Il y a vingt ans, j’ai vu Eddie Palmieri s’approcher de son piano, le visage rayonnant de joie et d’excitation. Dès qu’il a commencé à jouer, j’ai compris pourquoi. Qualifier ce Portoricain new-yorkais de performer électrisant ne lui rend pas justice—au piano, il libérait un jazz latin explosif avec une telle intensité rythmique qu’on se souvenait qu’il avait commencé sa carrière à 13 ans, jouant des timbales dans l’orchestre de son oncle. Cette joie, cette énergie intrépide dans sa musique, ont défini sa longue et brillante carrière.

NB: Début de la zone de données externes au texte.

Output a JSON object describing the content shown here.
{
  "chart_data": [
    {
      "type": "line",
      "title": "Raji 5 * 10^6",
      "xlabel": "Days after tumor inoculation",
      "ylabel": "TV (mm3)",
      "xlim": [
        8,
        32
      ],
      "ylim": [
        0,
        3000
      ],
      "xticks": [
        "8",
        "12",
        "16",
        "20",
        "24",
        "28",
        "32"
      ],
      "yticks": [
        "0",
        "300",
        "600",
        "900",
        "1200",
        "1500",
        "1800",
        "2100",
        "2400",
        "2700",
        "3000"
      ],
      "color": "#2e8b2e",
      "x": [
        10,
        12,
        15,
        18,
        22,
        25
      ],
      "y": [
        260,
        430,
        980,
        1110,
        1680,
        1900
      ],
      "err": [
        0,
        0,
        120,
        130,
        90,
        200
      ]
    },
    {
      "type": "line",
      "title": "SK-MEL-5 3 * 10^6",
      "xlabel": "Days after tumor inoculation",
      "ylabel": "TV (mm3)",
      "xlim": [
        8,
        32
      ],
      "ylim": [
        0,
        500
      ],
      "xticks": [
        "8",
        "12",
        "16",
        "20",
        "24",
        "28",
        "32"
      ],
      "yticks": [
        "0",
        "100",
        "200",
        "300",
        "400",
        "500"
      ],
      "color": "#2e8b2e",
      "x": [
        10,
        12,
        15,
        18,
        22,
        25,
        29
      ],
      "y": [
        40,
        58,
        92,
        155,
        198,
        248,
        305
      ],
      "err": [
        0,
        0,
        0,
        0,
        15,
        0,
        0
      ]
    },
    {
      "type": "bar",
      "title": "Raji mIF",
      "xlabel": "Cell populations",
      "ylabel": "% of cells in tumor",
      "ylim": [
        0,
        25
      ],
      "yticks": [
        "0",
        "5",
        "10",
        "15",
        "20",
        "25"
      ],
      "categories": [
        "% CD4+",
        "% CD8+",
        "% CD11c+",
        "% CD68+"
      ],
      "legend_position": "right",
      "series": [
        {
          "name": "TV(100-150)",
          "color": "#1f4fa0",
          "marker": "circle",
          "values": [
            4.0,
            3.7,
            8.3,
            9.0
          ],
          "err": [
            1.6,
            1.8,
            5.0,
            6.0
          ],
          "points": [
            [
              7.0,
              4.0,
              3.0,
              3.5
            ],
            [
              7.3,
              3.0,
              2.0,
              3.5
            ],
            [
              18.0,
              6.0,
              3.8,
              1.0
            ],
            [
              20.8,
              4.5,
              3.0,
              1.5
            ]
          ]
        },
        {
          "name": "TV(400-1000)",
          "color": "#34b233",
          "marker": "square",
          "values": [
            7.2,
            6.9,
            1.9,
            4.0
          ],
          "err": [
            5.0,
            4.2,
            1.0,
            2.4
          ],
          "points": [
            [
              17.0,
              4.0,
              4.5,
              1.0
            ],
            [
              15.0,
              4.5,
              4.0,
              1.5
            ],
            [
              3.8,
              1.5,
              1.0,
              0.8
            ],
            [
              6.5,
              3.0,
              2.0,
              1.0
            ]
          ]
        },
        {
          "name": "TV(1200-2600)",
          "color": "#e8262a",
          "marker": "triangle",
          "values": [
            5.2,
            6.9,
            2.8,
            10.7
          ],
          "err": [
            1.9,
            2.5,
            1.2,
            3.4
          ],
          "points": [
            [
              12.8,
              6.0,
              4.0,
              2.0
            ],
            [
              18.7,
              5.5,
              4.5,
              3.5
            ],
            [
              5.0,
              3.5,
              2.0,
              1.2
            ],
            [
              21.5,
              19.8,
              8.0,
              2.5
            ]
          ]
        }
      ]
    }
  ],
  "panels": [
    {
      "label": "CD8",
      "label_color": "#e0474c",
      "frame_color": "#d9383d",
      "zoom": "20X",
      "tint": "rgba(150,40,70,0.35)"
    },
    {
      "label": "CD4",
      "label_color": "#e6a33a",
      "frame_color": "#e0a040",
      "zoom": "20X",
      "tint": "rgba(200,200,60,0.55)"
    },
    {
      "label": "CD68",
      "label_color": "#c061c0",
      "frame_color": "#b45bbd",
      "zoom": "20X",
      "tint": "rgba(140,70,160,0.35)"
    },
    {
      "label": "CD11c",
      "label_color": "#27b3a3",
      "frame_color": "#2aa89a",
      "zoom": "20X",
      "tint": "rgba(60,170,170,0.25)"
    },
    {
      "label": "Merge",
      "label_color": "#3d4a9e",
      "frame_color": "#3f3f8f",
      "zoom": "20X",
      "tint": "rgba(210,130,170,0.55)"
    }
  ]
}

Pour moi, Palmieri était l’un des véritables révolutionnaires musicaux de l’Amérique d’après-guerre, aux côtés de légendes comme Muddy Waters, Miles Davis, Aretha Franklin et Dolly Parton. Il a remodelé un genre et repoussé ses limites. Les fans et ses pairs musiciens l’appelaient "El Maestro", et cette force de la nature compacte et souriante—toujours avec une étincelle malicieuse dans le regard—n’a jamais déçu.
Né de parents portoricains à Spanish Harlem et élevé dans le Bronx, Palmieri a grandi baigné par la musique latine du Mexique, de Porto Rico, du Venezuela et surtout de Cuba, ainsi que par le jazz et le blues de ses voisins afro-américains. Il a commencé le piano à huit ans—son frère aîné Charlie était déjà une star des salles de danse latines au lycée—et à l’adolescence, Eddie dirigeait déjà son propre groupe et jouait avec des grands comme Tito Rodriguez. Inspiré par Thelonious Monk et McCoy Tyner, il a étudié l’harmonie et élargi le son des grands orchestres latins.
Le jeu d’Eddie était audacieux et non conventionnel, mêlant le jazz moderne aux rythmes latins. Son esprit aventureux a influencé les musiciens de jazz, de musique latine et de funk, et sa générosité en tant que chef d’orchestre a attiré les jeunes talents. Des artistes comme Celia Cruz, Willie Colón et Herbie Mann appréciaient ses compétences en tant qu’accompagnateur.
Avec une carrière s’étalant sur des décennies, il est difficile de choisir des moments forts, mais son album de 1965 Azúcar pa’ Ti avec La Perfecta a été révolutionnaire. Il a contribué à définir la salsa new-yorkaise, et son titre phare de huit minutes a brisé le format des trois minutes imposé par les radios jazz—en partie grâce aux connexions mafieuses du propriétaire du label, Morris Levy. L’album a aussi introduit le style signature d’Eddie : jouer un montuno syncopé d’une main tout en improvisant de l’autre.
En 1970, lui et Charlie ont formé Harlem River Drive, fusionnant latin et funk avec des musiciens comme Bernard Purdie et Cornell Dupree. Leur album de 1971 est devenu extrêmement influent, inspirant des groupes comme War et plus tard les DJs d’acid jazz au Royaume-Uni.
En 1974, The Sun of Latin Music a valu à Eddie le tout premier Grammy du Meilleur Enregistrement Latin, mettant en valeur son mélange d’improvisation jazz et de rythmes latins. Il a expérimenté avec le jazz modal, les feedbacks et les boucles magnétiques—toujours innovant sans jamais perdre ses racines latines.
Bien qu’il ait contribué à créer la salsa, Eddie n’est jamais resté dans un seul style. Il a continué à expérimenter, collaborant avec des artistes comme Cal Tjader, La India, Tito Puente et son frère Charlie. Sa musique était vivante, agitée et infiniment créative—tout comme l’homme lui-même.
Eddie Palmieri est un véritable maître. Son esprit audacieux et aventureux lui a valu une place sur l’album Nuyorican Soul de 1997 par Masters at Work—un projet révolutionnaire qui fusionnait les sons latins new-yorkais avec la house music et a fait découvrir Palmieri à un nouveau public. Mais Eddie n’était pas près de se cantonner à la house latine—il a continué à repousser les limites, et son album de 2017 Sabiduría ("Sagesse") compte parmi ses meilleures œuvres.
J’espérais revoir Palmieri sur scène un jour, mais au moins, je garderai toujours en mémoire l’image d’El Maestro attaquant son piano avec une passion sauvage, ce sorcier nuyoricain mêlant jazz et rythmes latins avec une intensité brûlante tout en explorant des territoires musicaux inconnus.